I want to let our viewers listen because for the first time in this entire trial we have now heard from the two young men. Trent Mays stood up, apologizing to the victim's family in court. After him, Ma'lik Richmond. Listen.
(BEGIN VIDEO CLIP)
TRENT MAYS, FOUND GUILTY OF RAPINGIN JUVENILE COURT: I would really like to apologize to (INAUDIBLE), her family, my family and community. No pictures should have been sent out or should be taken. That's all. Thank you.
UNIDENTIFIED MALE: Anything you'd like to say, Ma'lik?
MA'LIK RICHMOND, FOUND GUILTY OF RAPE IN JUVENILE COURT: I would like to apologize. I had no intention to do anything like that and I'm sorry to put you guys through this. (INAUDIBLE) I'm sorry.
(END VIDEO CLIP)
HARLOW: I was sitting about three feet from Ma'lik when he gave that statement. It was very difficult to watch. You know, something that came up throughout this sentencing. Ma'lik's father had gotten up and spoke. Ma'lik has been living with guardians. His father, a former alcoholic, gotten to a lot of trouble with the law, been in prison before.
And his father stood up and he told the court, "I feel responsible for this. I feel like I wasn't there for my son." And before that, he came over to the bench where his son was sitting. He approached him, he hugged him and whispered in his ear.
And Ma'lik's attorney said to us in a courtroom, I have never heard Ma'lik's father before say, I love you. He's never told his son that. But he just did today.
This was an incredibly emotional day. These two juveniles being carried out and they will be committed today, Candy.
CROWLEY: Poppy Harlow in Steubenville, Ohio, for us. I want to bring in Paul Callan, our CNN legal contributor. You know, Paul, a 16-year-old now just sobbing in court, regardless of what big football players they are, still sound like 16 year olds. The other one, 17. A 16-year-old victim. The thing is, when you listen to it and you realize that they could stay until they're 21, they are going to get credit for time served. What's the lasting effect, though, on two young men being found guilty in juvenile court of rape, essentially?

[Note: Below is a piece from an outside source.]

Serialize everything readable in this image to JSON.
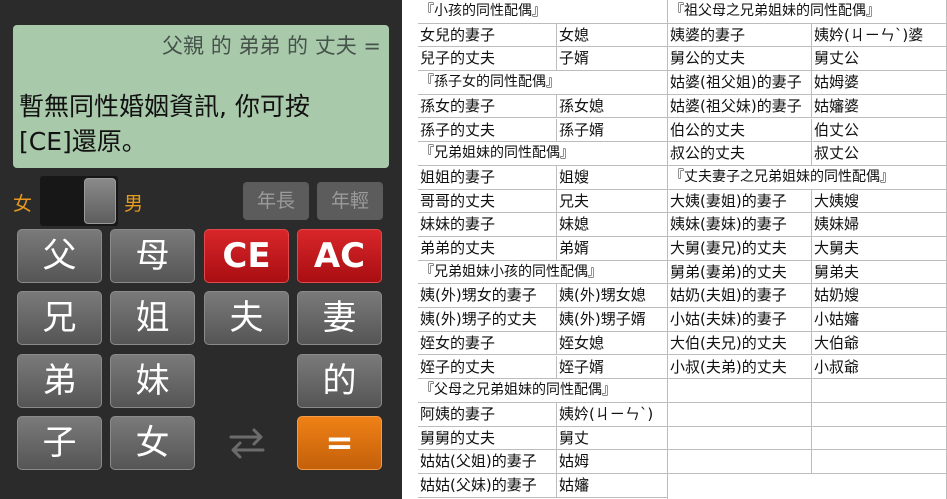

PAUL CALLAN, CNN LEGAL CONTRIBUTOR: Well, you know, Candy, we've seen here a courtroom drenched in tears and tragedy and, you know, Poppy's description, I think, you know, sums it all up. But across America scenes like this happen all the time.
I know as a prosecutor and defense attorney, when that verdict is handed down, usually it's just the family and families of the defendants and the victims, there's always that moment of just lives are destroyed. And lives have already been destroyed by the crime. And we got a chance to see that.
But in terms of what happens now, yes, the most severe thing with these young men is being labeled as registered sex offenders. That label is now placed on them by Ohio law and, by the way, the laws in most other states now require such a designation in the face of such a serious crime.
That will haunt them for the rest of their lives. Employers, when looking up their background, will see they're registered sex offender. When they move into a new neighborhood and somebody goes on the Internet where these things are posted. Neighbors will know they're a registered sex offender. It's really something that will have a lasting impact. Much more of a lasting impact than going to a juvenile facility for one or two years.